People are still searching alongside Interstate 5 outside of Eugene as family members ask the public to return any cash to the state police



By Madeleine List
The Charlotte Observer

EUGENE, Ore. — Motorists rushed to scoop up cash along an Oregon interstate after bills had been thrown from a moving car, a state police lieutenant said.

Troopers became aware of the roadside cash when a concerned citizen called in just before 7:30 p.m. on April 11 to report that he’d collected $1,800 from the side of Interstate 5 outside Eugene, Oregon, State Police Lt. Jim Andrews told McClatchy News.
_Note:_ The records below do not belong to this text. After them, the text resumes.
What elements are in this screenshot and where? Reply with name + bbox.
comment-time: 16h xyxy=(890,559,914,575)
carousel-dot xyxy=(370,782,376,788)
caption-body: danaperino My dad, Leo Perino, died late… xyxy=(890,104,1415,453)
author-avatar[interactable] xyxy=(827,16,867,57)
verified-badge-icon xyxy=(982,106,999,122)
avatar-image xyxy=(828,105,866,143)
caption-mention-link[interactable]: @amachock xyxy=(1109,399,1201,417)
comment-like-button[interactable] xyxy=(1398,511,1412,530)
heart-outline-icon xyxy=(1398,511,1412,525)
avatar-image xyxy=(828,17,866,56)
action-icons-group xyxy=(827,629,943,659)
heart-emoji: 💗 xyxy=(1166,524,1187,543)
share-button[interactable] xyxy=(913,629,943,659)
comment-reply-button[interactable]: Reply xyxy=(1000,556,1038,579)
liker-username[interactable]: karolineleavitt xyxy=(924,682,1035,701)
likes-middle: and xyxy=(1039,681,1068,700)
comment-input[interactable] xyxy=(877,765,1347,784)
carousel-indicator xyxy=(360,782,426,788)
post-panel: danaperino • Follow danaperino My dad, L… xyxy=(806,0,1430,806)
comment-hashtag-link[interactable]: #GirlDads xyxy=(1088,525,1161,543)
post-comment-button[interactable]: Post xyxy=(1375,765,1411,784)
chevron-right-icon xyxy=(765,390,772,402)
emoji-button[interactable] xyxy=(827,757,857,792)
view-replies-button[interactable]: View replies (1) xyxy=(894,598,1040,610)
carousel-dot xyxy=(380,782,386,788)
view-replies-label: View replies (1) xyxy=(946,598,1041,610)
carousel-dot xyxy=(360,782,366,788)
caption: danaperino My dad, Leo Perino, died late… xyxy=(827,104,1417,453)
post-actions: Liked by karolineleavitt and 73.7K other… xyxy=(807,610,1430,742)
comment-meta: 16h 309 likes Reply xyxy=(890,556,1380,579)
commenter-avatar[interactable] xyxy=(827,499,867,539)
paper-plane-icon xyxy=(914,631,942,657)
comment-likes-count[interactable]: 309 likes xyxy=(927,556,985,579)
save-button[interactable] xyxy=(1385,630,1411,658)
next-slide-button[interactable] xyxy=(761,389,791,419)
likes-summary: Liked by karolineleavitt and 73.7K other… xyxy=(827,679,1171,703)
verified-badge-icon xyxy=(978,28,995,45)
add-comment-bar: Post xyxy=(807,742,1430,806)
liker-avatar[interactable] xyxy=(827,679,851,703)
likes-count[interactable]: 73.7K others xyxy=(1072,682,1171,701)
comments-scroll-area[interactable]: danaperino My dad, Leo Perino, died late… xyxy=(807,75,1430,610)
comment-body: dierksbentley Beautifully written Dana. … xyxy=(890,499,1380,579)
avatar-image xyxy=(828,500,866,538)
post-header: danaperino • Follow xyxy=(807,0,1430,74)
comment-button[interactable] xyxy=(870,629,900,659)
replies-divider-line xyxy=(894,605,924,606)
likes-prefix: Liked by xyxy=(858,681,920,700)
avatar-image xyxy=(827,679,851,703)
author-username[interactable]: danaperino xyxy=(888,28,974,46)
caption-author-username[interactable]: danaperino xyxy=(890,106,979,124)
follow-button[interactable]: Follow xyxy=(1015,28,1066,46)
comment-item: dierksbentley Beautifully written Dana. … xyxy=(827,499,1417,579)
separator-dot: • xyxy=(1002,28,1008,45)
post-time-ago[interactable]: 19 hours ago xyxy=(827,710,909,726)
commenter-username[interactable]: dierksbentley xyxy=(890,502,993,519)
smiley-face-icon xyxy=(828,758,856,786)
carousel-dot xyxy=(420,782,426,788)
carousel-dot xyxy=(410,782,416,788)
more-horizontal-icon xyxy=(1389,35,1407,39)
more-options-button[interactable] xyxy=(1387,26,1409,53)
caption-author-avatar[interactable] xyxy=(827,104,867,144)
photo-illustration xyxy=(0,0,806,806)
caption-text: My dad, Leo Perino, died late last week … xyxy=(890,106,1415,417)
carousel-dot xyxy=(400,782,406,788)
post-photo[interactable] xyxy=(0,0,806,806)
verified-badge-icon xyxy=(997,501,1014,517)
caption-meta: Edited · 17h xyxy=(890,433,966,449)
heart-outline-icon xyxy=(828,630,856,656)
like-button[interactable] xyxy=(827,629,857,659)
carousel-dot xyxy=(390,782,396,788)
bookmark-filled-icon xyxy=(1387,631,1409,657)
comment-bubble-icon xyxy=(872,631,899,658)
The caller was worried that the money had possibly been stolen or was connected to a crime, Andrews said. He also reported that others were stopping in the area to gather more cash that was strewn along the interstate.

Troopers went to the scene and got a description of the car from which the money had been thrown, Andrews said.

Investigators later found the person responsible for tossing the cash at a motel in Glenwood, about 5 miles east of Eugene off Interstate 5, he said.

The man told troopers that he threw $200,000 out of the car and was “gifting” or “blessing others,” Andrews said. He was the sole occupant of the car.

Andrews said he thought the amount might have been an “exaggeration” and the largest sum troopers are aware someone collected from the area is $1,800.

The man told troopers that the money came from a bank account he shared with family members.

Andrews said the man had a right to access the money and “distribute” it however he wanted, but choosing to throw it along the highway created a potentially dangerous situation.

“Doing such an act on a busy interstate is potential for crashes or pedestrian-type conflict with cars,” he said.

Andrews said troopers explained their concerns to the man and told him that he could potentially be charged with disorderly conduct, though they decided not to pursue charges.

Troopers also walked the area to make sure there was no cash remaining on the side of the road, but he said other motorists who’d stopped had already done a “pretty good job” of cleaning it up.

KEZI reported that the man’s family was asking any members of the public who scooped up some of the cash to return it to state police because it was “very much needed.”

Andrews said he had not heard of an official request by the family to recoup the money.

But he did say receiving a call for money being thrown onto the interstate was one of the most unique he’d received over the course of his career in law enforcement.

“It’s a very strange call,” he said. “I’ve been doing this roughly 15 years, and I cannot recall anything even remotely similar.”